Chinese foreign ministry spokesman Wang Wenbin told a regular press briefing that the US move came at the expense of American users and companies.

Trump’s executive orders, which take effect in 45 days, bar anyone under US jurisdiction from doing business with the owners of TikTok or WeChat.

They come as the world’s two biggest economies clash over a host of issues from the coronavirus to Hong Kong and Chinese telecoms giant Huawei.

Trump’s orders say the social media giants are a threat to US “national security, foreign policy, and economy”, as the president seeks to curb China’s power in global technology.

Wang said “the US frequently abuses its national power and unjustifiably suppresses non-US companies”.

“At the expense of the rights and interests of US users and companies, the US… is carrying out arbitrary political manipulation and suppression,” he added.

Trump, had on Thursday, invoked his emergency economic powers to impose broad sanctions against TikTok, a move that steps up pressure on the Chinese-owned app to sell its U.S. assets to an American company.
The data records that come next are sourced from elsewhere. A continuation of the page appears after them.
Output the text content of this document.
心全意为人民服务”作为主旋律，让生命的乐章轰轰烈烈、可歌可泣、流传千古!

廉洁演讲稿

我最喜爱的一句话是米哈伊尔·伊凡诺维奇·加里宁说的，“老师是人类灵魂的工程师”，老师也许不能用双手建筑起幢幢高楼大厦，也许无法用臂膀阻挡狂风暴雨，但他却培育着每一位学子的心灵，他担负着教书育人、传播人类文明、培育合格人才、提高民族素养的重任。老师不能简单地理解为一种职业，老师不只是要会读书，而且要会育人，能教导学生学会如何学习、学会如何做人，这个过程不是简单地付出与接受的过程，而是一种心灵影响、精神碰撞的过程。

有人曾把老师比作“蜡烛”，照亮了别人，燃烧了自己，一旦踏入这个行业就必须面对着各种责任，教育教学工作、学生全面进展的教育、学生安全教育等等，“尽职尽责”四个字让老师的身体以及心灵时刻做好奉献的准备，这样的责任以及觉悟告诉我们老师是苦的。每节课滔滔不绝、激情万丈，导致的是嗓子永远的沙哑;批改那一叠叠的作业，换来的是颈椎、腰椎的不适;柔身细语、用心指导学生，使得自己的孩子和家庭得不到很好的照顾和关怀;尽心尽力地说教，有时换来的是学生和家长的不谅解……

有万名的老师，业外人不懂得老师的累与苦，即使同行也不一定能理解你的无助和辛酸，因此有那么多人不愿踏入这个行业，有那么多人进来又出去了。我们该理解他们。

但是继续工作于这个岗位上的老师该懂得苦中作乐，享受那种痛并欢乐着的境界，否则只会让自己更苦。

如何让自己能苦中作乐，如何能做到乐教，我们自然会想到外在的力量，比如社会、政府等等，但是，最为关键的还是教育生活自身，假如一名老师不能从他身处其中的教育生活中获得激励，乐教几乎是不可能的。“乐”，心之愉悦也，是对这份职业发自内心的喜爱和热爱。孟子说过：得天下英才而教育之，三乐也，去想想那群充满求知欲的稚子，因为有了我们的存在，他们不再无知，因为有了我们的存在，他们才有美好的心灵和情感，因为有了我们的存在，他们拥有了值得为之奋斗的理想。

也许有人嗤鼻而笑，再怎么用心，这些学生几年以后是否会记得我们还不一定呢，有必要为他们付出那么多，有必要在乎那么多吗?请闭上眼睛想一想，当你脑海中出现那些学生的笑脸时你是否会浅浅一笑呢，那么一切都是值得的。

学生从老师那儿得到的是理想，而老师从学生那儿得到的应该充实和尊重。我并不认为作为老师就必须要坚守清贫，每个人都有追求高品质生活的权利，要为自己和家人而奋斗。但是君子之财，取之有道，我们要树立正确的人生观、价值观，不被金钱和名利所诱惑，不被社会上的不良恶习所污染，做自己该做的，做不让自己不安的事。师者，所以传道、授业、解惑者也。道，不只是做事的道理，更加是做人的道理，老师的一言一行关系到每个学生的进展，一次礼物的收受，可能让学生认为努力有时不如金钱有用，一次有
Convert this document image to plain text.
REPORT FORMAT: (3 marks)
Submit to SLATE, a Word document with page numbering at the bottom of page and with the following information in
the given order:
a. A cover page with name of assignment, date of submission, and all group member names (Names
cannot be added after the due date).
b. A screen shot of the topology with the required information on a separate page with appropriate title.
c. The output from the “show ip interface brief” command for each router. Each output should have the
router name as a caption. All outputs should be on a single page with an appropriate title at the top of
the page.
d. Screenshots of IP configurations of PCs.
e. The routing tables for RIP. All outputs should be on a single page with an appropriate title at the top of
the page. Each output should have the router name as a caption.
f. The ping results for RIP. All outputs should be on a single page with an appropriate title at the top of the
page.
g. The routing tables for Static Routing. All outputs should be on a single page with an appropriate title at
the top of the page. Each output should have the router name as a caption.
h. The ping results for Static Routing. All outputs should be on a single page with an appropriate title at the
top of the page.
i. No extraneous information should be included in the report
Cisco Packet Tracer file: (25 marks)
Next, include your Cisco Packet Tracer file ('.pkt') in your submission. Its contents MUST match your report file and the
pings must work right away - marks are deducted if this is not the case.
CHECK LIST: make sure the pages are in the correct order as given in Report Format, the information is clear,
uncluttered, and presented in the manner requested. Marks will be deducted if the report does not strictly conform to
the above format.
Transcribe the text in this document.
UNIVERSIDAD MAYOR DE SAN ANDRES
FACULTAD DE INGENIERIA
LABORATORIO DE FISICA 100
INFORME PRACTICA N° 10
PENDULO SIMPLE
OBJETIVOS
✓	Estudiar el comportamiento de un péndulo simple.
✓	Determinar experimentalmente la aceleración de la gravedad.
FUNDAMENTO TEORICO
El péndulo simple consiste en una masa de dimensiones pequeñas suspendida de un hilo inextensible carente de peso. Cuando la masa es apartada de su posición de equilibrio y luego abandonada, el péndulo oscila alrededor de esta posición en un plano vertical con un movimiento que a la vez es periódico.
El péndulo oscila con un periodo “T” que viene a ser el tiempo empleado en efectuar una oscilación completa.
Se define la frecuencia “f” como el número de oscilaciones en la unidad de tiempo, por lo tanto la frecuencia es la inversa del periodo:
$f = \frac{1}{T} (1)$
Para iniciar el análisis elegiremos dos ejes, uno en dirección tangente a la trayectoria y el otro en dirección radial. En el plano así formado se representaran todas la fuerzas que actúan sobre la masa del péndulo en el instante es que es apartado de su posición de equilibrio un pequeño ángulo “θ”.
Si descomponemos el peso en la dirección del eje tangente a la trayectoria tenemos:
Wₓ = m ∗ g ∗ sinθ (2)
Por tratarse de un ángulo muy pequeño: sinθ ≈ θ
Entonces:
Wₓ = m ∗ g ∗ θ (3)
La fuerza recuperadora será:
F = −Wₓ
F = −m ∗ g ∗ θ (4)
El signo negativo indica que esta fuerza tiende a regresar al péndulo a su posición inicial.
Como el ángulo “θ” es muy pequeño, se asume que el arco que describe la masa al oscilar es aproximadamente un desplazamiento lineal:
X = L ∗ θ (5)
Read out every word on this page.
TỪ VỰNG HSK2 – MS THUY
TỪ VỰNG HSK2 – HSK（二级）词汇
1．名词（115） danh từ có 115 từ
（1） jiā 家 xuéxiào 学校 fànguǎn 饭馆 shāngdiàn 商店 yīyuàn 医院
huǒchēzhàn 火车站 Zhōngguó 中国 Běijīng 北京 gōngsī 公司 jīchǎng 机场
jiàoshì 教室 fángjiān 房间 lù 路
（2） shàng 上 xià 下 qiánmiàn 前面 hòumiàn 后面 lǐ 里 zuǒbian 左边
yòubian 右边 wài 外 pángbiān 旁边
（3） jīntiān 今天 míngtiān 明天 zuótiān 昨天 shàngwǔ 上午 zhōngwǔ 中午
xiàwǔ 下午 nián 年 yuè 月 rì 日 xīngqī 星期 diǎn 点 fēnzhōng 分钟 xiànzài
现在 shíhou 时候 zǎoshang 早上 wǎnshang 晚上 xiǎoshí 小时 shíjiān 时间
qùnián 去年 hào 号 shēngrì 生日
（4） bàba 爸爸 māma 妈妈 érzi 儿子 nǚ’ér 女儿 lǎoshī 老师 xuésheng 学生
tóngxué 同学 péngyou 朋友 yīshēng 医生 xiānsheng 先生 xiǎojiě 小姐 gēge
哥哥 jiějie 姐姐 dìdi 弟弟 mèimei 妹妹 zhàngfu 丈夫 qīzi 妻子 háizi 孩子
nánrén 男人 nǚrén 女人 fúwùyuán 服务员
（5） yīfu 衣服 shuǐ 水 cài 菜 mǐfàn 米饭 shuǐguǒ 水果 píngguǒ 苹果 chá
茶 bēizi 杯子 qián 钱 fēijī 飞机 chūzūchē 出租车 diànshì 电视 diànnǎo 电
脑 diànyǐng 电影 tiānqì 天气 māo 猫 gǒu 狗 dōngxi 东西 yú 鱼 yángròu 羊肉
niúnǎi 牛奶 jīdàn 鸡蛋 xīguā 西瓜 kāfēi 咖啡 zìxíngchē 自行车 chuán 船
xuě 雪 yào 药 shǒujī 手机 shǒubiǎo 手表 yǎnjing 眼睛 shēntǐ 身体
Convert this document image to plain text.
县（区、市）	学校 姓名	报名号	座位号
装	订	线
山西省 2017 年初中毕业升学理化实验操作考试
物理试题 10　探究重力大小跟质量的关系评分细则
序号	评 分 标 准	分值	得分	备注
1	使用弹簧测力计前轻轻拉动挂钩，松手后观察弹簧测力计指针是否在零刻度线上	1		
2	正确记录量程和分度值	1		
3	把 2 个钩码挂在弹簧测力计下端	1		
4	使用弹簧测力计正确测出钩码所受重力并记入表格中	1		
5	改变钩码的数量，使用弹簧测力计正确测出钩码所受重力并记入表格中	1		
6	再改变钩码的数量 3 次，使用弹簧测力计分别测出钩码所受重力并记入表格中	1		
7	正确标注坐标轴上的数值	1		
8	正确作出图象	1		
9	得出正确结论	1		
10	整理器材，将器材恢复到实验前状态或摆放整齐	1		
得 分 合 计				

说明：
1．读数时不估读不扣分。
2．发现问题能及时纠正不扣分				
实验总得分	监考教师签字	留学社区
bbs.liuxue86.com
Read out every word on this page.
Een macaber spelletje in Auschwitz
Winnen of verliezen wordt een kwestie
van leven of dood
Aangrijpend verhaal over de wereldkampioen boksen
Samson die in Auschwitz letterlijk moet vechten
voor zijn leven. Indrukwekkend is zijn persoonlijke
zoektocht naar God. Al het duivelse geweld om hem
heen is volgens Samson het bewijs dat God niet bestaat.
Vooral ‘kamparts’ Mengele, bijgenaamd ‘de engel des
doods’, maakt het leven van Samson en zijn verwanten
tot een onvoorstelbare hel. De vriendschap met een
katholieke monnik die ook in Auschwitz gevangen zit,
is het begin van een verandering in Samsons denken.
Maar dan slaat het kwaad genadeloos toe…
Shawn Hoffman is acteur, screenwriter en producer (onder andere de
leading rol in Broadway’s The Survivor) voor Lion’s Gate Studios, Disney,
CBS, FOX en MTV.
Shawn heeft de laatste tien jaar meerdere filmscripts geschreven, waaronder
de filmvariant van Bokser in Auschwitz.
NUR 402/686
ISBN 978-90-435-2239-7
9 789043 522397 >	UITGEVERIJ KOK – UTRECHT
In the order, which takes effect in 45 days, any transactions between TikTok’s parent company, ByteDance, and U.S. citizens will be outlawed for national security reasons.

The order likely will mean the viral video service could no longer receive advertising from American companies and the app could be removed from Apple and Google’s app stores.

For the more than 100 million Americans who have downloaded TikTok, experts say the app may no longer be sent software updates, rendering TikTok unmanageable, and eventually non-functional, with time.

“When we talk about sanctions against Russian oligarchs and kleptocrats, well, the sanctions are that no American can do business with them,” Stewart Baker, the former general counsel at the National Security Agency, said last month when speculation about the order first began to spread.